Materials Frontier 2023 ISSUE 20 (Total ISSUE 58)

2023-09-13 7646

Edge and size effects in micro-architectured lattices

 

Prof. PJ Tan, University College London, UK

10:00-11:00, September 18, 2023

Room 211, Zhongshi Building, Xuhui Campus

 

Biography

Dr Tan is a full Professor of Applied Mechanics at UCL where he heads the High Strain Rate Laboratory. His research deals with the structural and functional (mechanical performance) characterisation of engineering materials and structures across a broad range of scales. He is particularly interested in understanding how light-weight materials (foams, micro-architectured lattices, composites, etc.) and structures (sandwich panels, bonded structures etc.) respond to unconventional loadings, and how they may be designed, or used in combination, to withstand more arduous operating conditions; including dynamic loading, thermal and mechanical stresses, enhanced resistance to spall and shock without structural degradation. A major driver of his research concerns the application of engineering solutions to improving the physical resilience of built systems to extreme load cases arising from malevolent actions, accidents or natural hazards.

 

Abstract

An important consideration when designing with micro-architectured lattices is to understand how the presence of an additional length-scale (associated with its characteristic cell size) influence their effective mechanical properties. In general, a lattice specimen must be ‘sufficiently’ large to achieve its bulk properties. However, the bulk mechanical properties predicted by existing scaling-laws (derived from representative unit-cell with periodic boundary conditions) do not account for such size-dependent effects. Two examples will be presented to illustrate how size and edge effects influence the modulus and strength of ‘under-sized’ specimens – they are often encountered when lattices are used as core material in sandwich construction – and, also, its mode-I fracture toughness (KIC).

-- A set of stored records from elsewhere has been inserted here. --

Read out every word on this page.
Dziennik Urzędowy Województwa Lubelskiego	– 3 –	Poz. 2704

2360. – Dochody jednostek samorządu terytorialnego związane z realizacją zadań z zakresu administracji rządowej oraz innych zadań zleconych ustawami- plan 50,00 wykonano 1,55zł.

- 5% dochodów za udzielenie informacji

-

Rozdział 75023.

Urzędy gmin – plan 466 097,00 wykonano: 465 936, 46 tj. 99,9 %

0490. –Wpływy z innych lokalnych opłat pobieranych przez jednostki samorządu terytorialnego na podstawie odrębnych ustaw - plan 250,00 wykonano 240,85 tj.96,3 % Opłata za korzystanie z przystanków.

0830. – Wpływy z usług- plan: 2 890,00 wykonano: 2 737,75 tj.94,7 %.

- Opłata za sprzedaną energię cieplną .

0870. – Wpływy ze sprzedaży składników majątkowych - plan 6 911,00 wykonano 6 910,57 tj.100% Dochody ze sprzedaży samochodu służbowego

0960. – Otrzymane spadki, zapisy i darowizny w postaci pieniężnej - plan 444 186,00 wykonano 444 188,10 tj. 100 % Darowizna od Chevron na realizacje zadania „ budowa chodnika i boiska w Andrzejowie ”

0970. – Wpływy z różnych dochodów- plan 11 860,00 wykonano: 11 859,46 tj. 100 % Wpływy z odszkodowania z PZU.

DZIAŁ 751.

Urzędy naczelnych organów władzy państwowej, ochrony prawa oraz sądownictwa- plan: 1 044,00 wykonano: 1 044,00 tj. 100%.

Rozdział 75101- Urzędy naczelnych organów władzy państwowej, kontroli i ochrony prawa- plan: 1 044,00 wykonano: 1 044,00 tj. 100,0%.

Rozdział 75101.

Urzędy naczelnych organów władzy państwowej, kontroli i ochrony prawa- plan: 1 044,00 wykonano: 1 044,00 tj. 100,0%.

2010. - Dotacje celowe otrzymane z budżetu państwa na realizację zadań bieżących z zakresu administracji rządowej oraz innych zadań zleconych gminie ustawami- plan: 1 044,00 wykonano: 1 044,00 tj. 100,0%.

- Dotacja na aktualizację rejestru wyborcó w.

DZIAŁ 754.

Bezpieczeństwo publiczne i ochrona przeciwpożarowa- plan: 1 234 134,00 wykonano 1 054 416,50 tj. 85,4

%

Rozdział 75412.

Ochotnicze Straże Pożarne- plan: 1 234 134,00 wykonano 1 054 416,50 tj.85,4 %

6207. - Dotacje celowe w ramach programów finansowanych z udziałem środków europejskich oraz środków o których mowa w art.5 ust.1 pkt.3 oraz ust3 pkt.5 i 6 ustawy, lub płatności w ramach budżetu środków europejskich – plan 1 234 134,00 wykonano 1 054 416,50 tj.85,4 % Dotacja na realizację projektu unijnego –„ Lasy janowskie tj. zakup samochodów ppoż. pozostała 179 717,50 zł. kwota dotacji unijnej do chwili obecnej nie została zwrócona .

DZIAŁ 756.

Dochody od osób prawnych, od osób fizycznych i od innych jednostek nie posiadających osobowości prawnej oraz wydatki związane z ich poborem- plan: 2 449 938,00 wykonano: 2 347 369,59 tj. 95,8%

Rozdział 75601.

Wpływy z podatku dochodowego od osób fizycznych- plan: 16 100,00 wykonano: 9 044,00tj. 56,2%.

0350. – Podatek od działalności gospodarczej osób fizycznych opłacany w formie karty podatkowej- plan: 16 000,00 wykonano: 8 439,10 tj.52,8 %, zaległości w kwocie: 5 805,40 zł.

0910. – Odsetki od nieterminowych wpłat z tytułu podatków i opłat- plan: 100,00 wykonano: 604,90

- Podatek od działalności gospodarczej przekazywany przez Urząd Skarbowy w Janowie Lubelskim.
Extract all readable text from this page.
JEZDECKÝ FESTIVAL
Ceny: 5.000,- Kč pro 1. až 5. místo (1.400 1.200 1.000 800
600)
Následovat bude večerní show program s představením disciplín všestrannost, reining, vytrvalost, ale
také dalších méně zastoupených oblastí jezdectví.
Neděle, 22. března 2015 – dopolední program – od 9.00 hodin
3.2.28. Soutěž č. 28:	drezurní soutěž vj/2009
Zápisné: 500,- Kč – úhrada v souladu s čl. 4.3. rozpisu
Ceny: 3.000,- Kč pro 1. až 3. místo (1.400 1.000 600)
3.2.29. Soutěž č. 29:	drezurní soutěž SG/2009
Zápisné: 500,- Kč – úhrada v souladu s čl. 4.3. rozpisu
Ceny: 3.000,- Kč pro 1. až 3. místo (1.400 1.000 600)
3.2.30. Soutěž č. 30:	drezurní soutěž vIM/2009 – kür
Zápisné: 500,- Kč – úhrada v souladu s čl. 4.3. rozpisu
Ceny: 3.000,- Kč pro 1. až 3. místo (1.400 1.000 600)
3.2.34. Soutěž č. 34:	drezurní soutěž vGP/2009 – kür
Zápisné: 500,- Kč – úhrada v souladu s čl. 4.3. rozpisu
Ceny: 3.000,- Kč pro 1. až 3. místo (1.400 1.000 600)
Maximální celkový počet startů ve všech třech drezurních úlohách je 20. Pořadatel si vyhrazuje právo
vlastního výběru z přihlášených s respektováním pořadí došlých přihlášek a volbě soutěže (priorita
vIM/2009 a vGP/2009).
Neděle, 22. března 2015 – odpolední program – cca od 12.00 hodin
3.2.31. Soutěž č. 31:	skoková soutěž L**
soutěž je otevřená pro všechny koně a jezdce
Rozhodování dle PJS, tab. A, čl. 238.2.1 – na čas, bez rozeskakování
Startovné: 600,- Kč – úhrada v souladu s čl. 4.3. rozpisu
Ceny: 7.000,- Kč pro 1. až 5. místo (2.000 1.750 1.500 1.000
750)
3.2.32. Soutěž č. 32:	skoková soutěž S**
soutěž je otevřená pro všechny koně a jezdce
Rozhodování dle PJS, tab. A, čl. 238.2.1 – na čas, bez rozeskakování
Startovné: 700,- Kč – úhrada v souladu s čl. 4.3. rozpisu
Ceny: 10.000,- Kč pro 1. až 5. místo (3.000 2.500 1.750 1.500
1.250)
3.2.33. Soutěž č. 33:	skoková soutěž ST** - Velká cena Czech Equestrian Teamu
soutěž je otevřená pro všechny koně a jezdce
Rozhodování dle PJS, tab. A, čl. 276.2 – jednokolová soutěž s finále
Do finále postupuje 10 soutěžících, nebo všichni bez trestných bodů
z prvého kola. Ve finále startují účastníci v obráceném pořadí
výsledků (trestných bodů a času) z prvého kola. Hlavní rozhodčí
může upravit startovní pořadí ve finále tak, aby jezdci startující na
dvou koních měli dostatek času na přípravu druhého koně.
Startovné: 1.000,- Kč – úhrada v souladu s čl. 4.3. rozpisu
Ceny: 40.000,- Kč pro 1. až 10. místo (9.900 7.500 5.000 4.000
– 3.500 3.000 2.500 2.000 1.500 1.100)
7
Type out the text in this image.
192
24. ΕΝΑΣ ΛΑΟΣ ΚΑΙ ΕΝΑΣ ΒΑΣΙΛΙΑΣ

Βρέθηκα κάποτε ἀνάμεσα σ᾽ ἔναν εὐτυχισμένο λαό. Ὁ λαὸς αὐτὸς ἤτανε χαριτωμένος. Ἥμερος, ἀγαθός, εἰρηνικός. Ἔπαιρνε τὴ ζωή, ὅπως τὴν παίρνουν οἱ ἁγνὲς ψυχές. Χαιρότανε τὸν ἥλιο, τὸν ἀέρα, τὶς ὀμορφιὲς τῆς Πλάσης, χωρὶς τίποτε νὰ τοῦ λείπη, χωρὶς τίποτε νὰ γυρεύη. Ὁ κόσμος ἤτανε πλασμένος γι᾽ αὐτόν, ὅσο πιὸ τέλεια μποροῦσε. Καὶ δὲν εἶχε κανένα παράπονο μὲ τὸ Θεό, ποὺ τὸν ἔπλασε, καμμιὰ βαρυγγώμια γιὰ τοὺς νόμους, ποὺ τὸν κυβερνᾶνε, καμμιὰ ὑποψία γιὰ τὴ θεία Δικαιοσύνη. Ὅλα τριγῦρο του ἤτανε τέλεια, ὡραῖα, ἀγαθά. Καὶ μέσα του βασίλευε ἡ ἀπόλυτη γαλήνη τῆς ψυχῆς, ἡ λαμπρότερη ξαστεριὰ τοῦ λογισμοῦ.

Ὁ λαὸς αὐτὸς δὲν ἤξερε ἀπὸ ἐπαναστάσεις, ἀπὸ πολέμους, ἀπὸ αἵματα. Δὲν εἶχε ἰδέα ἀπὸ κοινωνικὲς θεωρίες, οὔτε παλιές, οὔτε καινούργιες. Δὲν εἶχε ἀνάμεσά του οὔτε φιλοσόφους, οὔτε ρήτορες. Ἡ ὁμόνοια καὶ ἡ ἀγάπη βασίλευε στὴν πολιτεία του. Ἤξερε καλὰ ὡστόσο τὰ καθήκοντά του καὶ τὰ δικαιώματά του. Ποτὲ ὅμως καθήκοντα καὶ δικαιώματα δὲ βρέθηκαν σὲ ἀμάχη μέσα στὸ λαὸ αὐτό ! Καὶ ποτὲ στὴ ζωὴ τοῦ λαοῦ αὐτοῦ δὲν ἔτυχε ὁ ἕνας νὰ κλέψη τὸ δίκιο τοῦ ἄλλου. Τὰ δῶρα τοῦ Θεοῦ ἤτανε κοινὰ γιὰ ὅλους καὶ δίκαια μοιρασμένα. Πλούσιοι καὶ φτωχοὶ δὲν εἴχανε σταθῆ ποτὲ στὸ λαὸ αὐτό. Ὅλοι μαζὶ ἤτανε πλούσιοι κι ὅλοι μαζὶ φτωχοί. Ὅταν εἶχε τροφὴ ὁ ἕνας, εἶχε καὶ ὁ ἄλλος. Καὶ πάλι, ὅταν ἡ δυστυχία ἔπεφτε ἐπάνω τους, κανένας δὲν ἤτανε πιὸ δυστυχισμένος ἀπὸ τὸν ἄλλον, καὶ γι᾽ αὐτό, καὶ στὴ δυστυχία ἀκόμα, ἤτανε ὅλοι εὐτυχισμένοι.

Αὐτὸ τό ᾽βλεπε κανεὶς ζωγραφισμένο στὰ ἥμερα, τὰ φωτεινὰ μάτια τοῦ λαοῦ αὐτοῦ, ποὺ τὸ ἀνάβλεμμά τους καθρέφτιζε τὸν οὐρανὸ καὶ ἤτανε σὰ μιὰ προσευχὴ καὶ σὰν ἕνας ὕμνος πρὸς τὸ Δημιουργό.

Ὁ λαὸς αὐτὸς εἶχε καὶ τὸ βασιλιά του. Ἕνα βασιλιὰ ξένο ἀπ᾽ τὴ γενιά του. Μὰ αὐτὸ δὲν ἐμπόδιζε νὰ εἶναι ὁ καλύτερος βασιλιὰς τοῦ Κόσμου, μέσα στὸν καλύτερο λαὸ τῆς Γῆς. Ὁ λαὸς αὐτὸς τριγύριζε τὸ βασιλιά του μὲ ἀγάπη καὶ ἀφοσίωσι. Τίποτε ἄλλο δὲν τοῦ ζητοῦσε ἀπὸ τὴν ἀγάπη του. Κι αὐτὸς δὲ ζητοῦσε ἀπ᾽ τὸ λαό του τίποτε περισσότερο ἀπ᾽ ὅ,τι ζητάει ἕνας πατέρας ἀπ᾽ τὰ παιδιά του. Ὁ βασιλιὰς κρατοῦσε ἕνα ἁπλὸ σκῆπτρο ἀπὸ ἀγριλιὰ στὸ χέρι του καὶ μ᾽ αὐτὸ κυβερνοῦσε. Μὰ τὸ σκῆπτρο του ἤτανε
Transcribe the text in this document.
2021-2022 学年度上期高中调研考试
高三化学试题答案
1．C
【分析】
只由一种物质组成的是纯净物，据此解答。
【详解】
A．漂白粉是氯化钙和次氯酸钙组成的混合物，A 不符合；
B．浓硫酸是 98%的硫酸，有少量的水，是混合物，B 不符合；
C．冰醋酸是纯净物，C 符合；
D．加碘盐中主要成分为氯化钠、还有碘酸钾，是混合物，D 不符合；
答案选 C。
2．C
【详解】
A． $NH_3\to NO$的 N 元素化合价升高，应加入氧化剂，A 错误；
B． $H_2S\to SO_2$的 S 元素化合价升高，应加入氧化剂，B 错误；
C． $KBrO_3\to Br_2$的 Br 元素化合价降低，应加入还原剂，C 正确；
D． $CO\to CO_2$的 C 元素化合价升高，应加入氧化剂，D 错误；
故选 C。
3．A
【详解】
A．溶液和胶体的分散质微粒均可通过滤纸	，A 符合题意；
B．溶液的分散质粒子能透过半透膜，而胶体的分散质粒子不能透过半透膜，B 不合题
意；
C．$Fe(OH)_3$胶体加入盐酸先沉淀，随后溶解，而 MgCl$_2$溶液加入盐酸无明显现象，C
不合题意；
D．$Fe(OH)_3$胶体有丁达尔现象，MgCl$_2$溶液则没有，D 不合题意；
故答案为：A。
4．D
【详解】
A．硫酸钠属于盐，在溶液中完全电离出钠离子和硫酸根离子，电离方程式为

The first example will cover how the effective mechanical properties of a finite-sized Kagome lattice – this typically deforms by stretch under remote loading ¬- are affected by specimen size (number of complete cells along their width and height) for two simple boundary-value problems, viz. simple shear and uniaxial compression; the underlying mechanism(s) responsible for this will be elucidated. In the second example, an attempt will be made to quantify, and identify the physical origins behind, why the toughness of nominally isotropic (elastic-brittle) stochastic lattices are affected by the number of cells in the uncracked ligament and, also, by the fracture test configuration (CT and SEN(B)-3PB). Some issues related to the toughness measurement of lattice materials will be highlighted.